Friday, February 4, 2011

You Almost Have to be Unemployed to Have the Time to Understand the Unemployment Numbers

Although the data is showing the percentage unemployed dropping, a trend I have been expecting, when the number came out today, I also warned against over reading too much into any one  number. I wrote:
Keep this drop in unemployment in perspective, part of the drop was a result of of a 504K decline in the labor force. This could be as a result of the storms, retirees, discouraged. I'm still expecting a gradual improvement in unemployment but these numbers can swing pretty wildly. This [report] is going in the direction I expect, but the drop does appear pretty dramatic.
It is much more meaningful to understand a trend over time, than it is to put too much weight on a stand alone number. 

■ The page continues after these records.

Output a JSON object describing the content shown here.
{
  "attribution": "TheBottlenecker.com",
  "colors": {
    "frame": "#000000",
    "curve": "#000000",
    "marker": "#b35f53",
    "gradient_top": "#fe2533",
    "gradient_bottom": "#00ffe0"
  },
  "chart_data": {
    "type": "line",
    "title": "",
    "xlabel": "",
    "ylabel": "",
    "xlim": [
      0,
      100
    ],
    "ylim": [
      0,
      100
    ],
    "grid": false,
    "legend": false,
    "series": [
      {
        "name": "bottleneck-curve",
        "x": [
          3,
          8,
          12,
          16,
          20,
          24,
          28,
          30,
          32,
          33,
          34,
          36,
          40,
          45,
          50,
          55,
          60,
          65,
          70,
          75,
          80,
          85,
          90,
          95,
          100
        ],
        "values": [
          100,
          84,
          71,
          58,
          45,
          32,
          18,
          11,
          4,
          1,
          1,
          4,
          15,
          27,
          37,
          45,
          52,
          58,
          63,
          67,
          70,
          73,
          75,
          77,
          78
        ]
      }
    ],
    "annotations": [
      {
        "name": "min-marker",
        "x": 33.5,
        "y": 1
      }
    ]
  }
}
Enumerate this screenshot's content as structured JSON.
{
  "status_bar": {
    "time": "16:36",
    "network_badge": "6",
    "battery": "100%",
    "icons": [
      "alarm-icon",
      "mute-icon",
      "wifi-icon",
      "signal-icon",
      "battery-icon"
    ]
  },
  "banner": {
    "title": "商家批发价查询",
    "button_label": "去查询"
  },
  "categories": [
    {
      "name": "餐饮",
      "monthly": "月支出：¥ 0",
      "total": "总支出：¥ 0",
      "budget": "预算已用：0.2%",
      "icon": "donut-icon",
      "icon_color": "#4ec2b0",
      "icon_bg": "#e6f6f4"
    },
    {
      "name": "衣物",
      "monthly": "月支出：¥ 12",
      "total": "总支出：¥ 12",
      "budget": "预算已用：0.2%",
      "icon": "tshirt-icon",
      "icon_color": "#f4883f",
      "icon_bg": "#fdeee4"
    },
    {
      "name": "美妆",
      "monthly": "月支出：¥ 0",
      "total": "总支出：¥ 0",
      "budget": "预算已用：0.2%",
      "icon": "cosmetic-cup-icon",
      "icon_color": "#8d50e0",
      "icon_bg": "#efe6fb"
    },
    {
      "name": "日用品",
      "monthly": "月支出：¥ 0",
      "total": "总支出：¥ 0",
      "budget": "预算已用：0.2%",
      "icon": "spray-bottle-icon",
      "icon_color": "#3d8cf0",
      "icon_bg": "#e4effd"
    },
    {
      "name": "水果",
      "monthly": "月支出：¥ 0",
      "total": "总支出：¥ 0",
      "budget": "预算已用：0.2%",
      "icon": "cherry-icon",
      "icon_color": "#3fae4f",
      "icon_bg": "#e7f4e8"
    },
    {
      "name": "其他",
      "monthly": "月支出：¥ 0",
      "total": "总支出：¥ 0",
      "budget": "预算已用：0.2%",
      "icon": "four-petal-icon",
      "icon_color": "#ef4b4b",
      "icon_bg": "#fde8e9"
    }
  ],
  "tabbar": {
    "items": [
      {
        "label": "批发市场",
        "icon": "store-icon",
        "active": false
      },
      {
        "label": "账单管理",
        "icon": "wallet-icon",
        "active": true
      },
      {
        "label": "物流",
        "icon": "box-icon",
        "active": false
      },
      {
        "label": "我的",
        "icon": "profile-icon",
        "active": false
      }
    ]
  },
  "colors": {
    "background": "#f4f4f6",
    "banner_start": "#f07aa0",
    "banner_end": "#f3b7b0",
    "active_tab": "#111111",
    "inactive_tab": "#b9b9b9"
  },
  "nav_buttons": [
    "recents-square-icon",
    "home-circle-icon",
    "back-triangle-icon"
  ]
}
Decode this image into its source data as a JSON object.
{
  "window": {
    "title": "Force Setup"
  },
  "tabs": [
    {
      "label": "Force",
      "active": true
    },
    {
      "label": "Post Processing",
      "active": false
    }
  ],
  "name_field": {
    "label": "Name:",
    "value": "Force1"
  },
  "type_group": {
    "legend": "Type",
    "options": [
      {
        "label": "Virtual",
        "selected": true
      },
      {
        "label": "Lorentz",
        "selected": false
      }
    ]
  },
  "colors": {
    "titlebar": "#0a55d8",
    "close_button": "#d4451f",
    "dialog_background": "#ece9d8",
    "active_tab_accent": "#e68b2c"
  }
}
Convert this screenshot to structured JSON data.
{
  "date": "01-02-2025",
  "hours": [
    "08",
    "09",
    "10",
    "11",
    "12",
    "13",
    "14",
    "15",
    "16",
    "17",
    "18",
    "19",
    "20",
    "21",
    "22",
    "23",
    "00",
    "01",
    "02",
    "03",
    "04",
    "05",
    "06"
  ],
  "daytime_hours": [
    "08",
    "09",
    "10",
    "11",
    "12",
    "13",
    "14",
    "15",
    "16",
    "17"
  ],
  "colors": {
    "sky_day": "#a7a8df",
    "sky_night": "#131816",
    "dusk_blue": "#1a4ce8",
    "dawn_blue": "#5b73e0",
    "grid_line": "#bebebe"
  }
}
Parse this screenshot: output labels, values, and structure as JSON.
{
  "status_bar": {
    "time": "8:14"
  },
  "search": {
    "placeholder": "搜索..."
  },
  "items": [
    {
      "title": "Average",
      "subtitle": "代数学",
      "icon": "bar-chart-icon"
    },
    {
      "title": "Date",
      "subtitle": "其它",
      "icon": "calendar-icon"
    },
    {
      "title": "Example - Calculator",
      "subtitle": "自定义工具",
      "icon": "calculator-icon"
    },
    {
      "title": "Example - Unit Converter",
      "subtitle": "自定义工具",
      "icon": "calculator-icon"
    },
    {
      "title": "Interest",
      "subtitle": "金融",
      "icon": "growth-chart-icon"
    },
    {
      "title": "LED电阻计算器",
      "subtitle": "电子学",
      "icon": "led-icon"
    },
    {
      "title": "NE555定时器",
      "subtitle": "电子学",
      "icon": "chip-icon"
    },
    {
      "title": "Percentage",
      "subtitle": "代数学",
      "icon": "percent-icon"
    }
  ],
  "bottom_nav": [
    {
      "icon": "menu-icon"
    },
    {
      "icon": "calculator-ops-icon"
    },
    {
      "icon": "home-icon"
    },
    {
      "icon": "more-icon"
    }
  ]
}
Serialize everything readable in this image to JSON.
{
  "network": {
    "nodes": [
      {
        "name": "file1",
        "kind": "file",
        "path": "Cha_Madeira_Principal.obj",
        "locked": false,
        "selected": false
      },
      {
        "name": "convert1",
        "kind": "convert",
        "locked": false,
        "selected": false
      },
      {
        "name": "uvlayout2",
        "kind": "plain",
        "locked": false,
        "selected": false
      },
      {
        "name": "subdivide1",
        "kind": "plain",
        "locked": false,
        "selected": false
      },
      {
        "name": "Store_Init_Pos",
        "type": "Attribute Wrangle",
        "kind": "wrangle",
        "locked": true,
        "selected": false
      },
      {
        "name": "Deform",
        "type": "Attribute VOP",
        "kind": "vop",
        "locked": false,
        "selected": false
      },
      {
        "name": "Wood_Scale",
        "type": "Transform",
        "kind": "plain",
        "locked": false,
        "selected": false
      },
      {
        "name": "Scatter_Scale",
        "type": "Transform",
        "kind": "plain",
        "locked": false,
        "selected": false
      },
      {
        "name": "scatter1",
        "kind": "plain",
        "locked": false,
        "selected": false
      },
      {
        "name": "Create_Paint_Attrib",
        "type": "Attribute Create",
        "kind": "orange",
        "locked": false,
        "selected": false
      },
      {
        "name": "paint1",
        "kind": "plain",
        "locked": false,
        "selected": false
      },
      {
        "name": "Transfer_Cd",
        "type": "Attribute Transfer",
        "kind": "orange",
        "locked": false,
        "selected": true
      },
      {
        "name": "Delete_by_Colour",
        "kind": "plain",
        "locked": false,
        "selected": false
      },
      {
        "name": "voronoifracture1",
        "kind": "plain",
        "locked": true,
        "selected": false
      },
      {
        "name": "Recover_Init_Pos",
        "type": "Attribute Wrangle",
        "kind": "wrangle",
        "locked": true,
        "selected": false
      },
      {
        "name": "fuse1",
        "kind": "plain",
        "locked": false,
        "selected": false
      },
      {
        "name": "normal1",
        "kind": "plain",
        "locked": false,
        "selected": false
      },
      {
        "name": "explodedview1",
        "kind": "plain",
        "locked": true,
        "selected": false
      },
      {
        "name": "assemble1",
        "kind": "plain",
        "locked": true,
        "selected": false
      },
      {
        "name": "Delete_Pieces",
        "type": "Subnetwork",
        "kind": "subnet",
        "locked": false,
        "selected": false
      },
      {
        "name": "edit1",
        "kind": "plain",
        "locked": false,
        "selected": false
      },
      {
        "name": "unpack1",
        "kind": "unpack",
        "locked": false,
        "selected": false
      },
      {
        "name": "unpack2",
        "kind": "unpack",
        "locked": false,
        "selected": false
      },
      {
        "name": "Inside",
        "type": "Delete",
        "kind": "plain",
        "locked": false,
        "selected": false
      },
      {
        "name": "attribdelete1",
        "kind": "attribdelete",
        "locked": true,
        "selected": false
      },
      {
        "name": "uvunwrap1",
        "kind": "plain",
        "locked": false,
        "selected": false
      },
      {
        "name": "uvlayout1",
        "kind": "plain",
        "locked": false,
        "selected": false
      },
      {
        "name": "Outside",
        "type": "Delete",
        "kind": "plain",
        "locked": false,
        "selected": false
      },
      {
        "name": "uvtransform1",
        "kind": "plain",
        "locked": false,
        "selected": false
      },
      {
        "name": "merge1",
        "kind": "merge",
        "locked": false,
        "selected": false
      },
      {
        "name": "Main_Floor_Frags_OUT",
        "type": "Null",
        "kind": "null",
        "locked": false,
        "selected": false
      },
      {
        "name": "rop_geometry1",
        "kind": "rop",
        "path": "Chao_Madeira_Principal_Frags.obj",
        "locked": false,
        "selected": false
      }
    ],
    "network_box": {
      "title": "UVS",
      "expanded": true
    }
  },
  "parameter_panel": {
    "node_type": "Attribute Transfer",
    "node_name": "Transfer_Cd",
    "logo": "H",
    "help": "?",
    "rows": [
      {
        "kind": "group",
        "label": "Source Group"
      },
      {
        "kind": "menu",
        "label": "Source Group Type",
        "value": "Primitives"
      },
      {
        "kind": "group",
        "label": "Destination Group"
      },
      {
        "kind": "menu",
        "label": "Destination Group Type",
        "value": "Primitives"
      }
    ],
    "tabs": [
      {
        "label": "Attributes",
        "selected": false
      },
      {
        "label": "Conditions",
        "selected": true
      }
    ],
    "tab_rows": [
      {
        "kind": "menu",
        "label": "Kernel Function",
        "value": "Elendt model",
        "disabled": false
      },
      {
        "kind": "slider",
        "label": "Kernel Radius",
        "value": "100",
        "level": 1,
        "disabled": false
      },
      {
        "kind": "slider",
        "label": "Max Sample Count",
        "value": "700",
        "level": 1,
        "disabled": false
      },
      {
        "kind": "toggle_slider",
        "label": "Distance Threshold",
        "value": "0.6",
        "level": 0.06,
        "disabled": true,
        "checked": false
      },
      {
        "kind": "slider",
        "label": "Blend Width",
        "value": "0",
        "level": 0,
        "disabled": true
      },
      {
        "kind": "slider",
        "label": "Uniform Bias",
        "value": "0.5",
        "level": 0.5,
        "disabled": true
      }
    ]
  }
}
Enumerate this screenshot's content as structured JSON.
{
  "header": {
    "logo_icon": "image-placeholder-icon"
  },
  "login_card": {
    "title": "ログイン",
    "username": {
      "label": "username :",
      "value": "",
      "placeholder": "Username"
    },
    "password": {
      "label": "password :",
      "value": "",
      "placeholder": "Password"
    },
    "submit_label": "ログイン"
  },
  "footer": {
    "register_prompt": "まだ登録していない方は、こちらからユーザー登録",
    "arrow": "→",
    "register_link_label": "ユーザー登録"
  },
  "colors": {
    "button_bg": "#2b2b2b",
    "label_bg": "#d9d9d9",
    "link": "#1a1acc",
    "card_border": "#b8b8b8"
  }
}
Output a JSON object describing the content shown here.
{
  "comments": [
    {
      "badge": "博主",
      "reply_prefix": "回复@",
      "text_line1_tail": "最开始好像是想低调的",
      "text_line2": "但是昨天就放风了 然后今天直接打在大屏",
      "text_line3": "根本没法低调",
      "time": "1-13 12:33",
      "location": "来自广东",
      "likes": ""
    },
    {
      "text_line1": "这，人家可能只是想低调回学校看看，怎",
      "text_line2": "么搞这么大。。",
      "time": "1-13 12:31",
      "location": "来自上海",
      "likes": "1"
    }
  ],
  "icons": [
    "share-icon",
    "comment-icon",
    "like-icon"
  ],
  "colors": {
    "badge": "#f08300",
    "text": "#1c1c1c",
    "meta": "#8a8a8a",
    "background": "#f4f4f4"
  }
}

The Slate's Annie Lowery does a great job of explaining what goes in to (and doesn't go in to) the numbers on a monthly basis as they are calculated:
First and foremost, economists never recommend reading too much into any one dispatch. The numbers tend to jump around quite a bit—in the preferred economic parlance, the data are "noisy." That is because the jobs survey is just that—a survey, not an actual report on the status of every American in the labor force. In the winter, the reports tend to be especially noisy, as factors like the weather and seasonal hiring influence the numbers. And especially strange things happen in January.

To understand why, it helps to know that the unemployment rate and the jobs growth figure are determined by two different surveys. To get the unemployment rate, federal workers visit and interview members of about 60,000 households, asking about careers and job searches and decisions not to work. This is called the household survey, or the current population survey. To get the sector-by-sector and job growth numbers, the BLS surveys businesses in something called the establishment survey.

The week businesses reported to the BLS happened to be the week of a massive snowstorm that battered the Midwest and a number of Southern states. About 886,000 Americans stopped heading into work—twice as many as in a normal January. That disturbed the data. The construction and transportation industries slowed during the storm—meaning the data for that week might not be representative of the data for the month. And the stormy weather perhaps also changed job search and hiring patterns. Economists believe this means the job growth number may actually be higher than reported or might tick up significantly next month.
The decline in the unemployment rate, on the other hand, might be exaggerated—and, one way or another, is not easy to parse in the context of December's numbers. For one, the BLS revised its estimates of the unemployment situation in December and November. It now believes that employers added more jobs in those months than previously thought: 121,000 positions in December, up from 103,000; and 93,000 jobs in November, up from 71,000. That perhaps accounts for some of the very steep drop.
Other one-off changes need to be accounted for as well. In January, the Labor Department adjusts its estimates of population size, meaning December and January can't be fairly compared in the same way November and December can. According to the BLS, between December and January, the number of employed workers increased by 117,000, but the number of unemployed workers fell by a massive 622,000. That implies that discouraged jobless workers simply fell out of the labor force—but the BLS says the size of the labor force did not change. In short, the numbers do not add up terribly well, at least not this month.

We'll know more in February and March, when there may be further adjustments to the numbers released today and when month-to-month data become easier to compare.